When someone mentions "greening" the bathroom, most people think of changing the wallpaper color or adding a fern.
Transforming your bathroom into an eco-friendly oasis doesn't only help keep the planet green, it can keep more green in your wallet.
"People don't realize that there are money savings involved with greening the bathroom," says Sean Miller, director of education at Earth Day Network in Washington, D.C., a non-profit organization that seeks to broaden the environmental movement worldwide. "If the average American household installed low-flow toilets and low-flow showerheads in their bathrooms, they could save up to $60 annually on their water and energy bills combined."
From LED lighting to partially recycled cabinetry, Americans can update their bathrooms with green products for a variety of budgets.
"There are so many companies out there now. Because if you're not on board with the green movement, you're going to go out of business," says Brian Johnson, the 2009 National Kitchen and Bath Association Design Competition winner of the Best Sustainable Bath.
In his winning design, Johnson, who is an architect with Collaborative Design Architects in Billings, Mont., created a state-of-the-art bathroom that saves water, energy and utilizes recycled materials. This includes a Kohler dual flush valve toilet, which has the option of using a .8-gallon flush or a 1.6-gallon flush. The cabinets, from Dewils, feature recycled content in the boxes, as well as bamboo veneers. Cambria supplied the quartz counter top, which is composed of a manmade granite that includes pieces of rock that would normally go to waste, Johnson says. The bathroom is warmed by grey water that is heated through a boiler then pumped back into the floor slabs. "Heating a floor slab is one of the most energy-efficient ways to heat a home," Johnson says. "You're probably going to end up saving 40 to 50 percent on a normal heating bill."
The entire cost for the bathroom, Johnson says, was $40,000. If this seems a bit too expensive, consider the Kohler MasterShower ultra low-flow, two-way body sprays and shower head, which Johnson says actually soak you as they regulate the water flow. Combining the Kohler toilet and shower system can save between 15 and 20 percent on the water bill, he says, which is a savings many Americans can really appreciate right now.
"The average American shower is seven minutes per day," Miller says. "A low flow showerhead cuts down water use in the shower by 70 percent."
With the average American using 100 gallons of water per day per household, every little drop counts, Miller says.

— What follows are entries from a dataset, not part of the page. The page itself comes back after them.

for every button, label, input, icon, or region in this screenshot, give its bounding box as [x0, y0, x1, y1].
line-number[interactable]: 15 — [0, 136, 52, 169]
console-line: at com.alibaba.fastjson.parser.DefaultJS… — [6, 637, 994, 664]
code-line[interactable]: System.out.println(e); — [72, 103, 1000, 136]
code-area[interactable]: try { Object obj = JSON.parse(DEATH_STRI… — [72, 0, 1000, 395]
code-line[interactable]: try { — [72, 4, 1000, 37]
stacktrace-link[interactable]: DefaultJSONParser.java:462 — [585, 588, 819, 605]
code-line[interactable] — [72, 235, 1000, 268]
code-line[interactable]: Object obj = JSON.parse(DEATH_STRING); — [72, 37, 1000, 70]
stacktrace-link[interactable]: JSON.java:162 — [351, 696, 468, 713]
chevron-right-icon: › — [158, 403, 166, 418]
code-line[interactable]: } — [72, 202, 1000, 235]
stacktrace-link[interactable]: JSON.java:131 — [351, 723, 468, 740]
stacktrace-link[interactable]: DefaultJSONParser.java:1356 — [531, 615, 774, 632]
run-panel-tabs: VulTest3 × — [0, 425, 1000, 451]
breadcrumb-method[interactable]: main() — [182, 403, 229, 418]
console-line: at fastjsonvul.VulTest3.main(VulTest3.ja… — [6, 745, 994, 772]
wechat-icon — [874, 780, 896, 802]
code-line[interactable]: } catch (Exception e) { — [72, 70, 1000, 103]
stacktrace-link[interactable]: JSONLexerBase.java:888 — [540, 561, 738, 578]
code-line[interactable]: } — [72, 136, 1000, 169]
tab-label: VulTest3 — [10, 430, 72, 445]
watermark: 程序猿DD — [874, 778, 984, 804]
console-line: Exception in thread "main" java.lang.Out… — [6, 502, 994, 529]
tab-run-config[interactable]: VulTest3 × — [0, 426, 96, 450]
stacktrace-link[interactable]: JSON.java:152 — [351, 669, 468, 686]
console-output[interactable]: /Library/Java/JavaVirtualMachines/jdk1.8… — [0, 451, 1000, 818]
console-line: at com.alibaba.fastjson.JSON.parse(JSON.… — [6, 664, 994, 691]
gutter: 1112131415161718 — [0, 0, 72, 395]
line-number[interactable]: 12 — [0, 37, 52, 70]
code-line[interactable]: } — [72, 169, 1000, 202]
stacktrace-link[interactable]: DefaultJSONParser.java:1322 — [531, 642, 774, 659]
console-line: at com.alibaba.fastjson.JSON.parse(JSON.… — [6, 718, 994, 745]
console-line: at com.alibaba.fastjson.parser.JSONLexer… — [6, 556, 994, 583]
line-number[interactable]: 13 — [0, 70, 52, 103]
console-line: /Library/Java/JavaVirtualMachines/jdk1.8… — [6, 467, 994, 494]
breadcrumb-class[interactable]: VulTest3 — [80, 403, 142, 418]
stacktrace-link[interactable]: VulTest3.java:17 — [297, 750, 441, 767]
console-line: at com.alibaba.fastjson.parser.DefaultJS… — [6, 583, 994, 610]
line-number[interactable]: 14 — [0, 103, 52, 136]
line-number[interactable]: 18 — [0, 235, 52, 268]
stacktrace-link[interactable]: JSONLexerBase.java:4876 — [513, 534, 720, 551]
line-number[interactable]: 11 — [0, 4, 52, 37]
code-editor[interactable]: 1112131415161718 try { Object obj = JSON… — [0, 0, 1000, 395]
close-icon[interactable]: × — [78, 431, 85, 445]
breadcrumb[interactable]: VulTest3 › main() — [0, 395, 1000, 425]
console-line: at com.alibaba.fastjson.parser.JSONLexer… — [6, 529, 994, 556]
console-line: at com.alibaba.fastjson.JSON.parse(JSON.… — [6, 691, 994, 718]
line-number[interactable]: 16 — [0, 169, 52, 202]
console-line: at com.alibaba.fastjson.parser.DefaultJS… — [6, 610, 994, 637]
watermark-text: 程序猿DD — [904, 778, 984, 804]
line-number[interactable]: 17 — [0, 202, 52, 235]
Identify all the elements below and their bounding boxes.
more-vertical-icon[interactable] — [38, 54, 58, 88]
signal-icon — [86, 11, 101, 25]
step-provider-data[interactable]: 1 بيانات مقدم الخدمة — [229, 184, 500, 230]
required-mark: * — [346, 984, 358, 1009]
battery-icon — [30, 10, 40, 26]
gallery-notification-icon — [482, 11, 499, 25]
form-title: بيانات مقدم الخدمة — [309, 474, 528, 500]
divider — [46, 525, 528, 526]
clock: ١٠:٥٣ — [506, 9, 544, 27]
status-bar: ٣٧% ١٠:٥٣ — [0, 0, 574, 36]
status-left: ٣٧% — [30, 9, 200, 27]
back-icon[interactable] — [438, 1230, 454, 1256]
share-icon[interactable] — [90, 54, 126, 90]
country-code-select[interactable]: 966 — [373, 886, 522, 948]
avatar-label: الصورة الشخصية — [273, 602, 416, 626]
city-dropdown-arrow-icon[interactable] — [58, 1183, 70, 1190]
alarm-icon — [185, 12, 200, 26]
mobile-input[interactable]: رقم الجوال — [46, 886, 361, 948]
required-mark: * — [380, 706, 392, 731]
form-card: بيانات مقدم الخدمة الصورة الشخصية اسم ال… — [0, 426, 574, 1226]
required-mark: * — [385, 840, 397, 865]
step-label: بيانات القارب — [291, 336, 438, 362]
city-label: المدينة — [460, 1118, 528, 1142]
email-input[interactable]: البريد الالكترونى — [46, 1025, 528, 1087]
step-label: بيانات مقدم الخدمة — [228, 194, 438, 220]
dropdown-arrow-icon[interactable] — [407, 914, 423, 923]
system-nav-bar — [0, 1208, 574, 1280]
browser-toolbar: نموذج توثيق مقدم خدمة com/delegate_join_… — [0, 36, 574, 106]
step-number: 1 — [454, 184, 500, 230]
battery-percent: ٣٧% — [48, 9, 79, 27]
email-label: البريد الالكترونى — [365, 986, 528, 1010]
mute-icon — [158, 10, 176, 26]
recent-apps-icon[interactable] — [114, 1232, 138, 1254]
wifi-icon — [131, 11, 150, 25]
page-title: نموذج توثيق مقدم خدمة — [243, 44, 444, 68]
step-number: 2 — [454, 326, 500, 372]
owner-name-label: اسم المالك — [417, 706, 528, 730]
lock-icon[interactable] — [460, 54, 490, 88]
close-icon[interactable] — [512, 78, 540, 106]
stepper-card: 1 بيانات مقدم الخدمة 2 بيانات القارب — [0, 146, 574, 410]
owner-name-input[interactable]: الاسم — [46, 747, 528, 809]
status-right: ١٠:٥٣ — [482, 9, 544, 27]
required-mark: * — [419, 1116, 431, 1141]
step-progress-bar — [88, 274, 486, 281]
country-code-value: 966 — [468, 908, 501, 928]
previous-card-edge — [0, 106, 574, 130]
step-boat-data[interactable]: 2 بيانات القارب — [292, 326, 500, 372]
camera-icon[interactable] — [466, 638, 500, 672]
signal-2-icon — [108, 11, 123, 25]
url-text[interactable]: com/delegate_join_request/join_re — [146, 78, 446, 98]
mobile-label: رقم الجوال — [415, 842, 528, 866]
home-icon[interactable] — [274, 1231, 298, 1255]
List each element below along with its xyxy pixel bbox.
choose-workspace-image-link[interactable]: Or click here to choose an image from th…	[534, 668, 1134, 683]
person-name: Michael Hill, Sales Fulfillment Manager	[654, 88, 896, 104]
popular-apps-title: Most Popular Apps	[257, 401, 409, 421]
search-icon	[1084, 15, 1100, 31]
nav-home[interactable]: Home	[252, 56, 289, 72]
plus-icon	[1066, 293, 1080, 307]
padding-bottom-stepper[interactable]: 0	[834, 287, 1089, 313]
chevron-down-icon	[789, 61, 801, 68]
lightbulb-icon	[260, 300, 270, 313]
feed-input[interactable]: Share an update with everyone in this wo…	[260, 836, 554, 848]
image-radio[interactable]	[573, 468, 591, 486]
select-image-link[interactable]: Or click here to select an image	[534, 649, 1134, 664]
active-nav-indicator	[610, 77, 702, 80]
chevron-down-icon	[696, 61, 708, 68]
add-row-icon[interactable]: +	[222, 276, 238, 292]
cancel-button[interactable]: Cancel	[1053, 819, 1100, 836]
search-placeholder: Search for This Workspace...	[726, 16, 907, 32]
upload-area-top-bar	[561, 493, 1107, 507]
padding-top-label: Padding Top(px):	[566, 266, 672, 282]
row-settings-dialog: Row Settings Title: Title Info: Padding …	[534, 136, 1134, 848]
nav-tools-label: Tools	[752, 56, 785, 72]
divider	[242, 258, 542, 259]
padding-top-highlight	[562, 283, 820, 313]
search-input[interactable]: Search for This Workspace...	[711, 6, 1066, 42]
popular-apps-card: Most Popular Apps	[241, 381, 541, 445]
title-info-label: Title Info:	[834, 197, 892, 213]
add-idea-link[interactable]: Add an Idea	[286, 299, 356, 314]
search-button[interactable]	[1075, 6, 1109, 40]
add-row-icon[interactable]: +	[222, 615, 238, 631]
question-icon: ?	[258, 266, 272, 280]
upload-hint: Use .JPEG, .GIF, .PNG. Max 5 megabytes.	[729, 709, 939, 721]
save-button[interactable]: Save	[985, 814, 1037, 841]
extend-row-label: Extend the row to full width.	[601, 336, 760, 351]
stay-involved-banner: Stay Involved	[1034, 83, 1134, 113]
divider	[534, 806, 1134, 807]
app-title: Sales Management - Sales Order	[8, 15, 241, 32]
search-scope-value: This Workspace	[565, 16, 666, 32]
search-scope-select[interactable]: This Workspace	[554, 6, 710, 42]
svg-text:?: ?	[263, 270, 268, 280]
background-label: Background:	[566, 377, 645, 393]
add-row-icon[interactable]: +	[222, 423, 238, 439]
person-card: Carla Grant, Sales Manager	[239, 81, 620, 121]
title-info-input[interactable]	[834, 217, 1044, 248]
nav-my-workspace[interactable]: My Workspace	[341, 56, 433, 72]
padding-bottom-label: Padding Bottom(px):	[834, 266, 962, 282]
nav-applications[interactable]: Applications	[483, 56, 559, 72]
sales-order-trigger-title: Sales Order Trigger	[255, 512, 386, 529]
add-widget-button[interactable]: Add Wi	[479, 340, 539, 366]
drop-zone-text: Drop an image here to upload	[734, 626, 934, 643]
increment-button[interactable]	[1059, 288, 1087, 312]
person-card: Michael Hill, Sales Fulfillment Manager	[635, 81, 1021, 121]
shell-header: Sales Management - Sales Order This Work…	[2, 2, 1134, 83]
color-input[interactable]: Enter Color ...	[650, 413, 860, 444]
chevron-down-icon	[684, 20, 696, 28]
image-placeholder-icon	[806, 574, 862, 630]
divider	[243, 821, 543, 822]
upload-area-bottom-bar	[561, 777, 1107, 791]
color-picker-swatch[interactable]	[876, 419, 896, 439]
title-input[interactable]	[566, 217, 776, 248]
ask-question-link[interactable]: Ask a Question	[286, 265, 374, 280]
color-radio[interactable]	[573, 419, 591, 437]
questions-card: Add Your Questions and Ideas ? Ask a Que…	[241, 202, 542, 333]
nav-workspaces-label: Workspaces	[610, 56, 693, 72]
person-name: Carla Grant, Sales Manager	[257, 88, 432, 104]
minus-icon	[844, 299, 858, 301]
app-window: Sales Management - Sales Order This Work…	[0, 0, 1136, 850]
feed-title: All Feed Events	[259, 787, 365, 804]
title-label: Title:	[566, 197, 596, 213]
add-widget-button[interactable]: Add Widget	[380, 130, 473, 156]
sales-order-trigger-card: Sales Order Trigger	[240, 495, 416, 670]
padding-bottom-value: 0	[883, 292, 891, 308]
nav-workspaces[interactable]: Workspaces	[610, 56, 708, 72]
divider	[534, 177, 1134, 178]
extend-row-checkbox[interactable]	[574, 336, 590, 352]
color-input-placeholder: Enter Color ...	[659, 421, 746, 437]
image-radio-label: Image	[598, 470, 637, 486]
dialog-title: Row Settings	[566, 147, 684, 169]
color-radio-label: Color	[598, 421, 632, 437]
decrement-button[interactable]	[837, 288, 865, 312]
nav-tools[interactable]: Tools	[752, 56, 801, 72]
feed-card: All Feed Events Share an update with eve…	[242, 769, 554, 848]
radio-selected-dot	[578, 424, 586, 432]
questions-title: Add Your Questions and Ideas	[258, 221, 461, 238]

And while most consumers have heard of recycled toilet paper by companies like Seventh Generation, not as many know of other eco-friendly products for the bathroom, says Melissa Rosen, co-owner of Locali, the first "eco-convenience" store in Los Angeles.
"Given the choice, people are picking the biodegradable, cruelty-free, natural hygiene products over their counterparts at increasing rates," says Rosen. Take, for instance, Preserve toothbrushes and razors, whose handles are made from 100-percent recycled plastic. Or Tea Tree Oil Mouth Wash, Sapothocary Handmade Botanical Soaps, Periobrite Toothpaste, Anti-Body Green Tea & Mint Nourishing Shampoo and Conditioner, Kill It Dead Natural Deodorant, and Eco-Dent VeganFloss. And Locali even sells its own unique brand of Soy Candles.
"You can use it as a light source and, as it melts, the soy becomes a skin cream," Rosen says.
To save water while you are in the shower, Rosen suggests Locali's two-bucket water collection set, which can catch several gallons of cold water a day in the shower while you wait for the shower to warm up.
"The recycled bath water can be used to water the plants or wash your bicycle or car, and also serves as a powerful reminder of just how much precious water we use or waste daily," Rosen says.
Lighting can also add a green hue to your bathroom, says Sara Ann Busby, the 2008 NKBA president.
"There's a lot of great LED lighting out of there for bathrooms. And LED uses less energy than a compact fluorescent, with better color rendition," says Busby, of Elk Rapids, Mich. "We use it a lot for under cabinet lighting and for some accent lighting."
Speaking of color, be sure to explore low-VOC or no-VOC paints for your bathroom, says Valerie Reddemann, president of Greenfeet, a supplier of eco-friendly products in Chico, Calif.
"VOCs, or volatile organic compounds, are nasty chemicals that can cause headaches, cancer and other bad things," Reddemann says. "Nearly every building materials store carries eco-friendly alternatives. These are much better for your lungs and your home's indoor air quality, which can be up to 100x worse than the air outside."
When cleaning your bathroom, keep in mind that there are many effective eco-products and tools on the market. "Brands such as Seventh Generation, Bi-O-Kleen and LifeTree have proven themselves effective and affordable without polluting the air or ground water," Reddemann says.
To keep your bathroom smelling sweet, Reddemann suggests phthalate-free air fresheners such as those by Illio. "Pure essential oils are best, but chemical-free fragrance oils are the next best thing for your nose and the air around you," Reddemann says.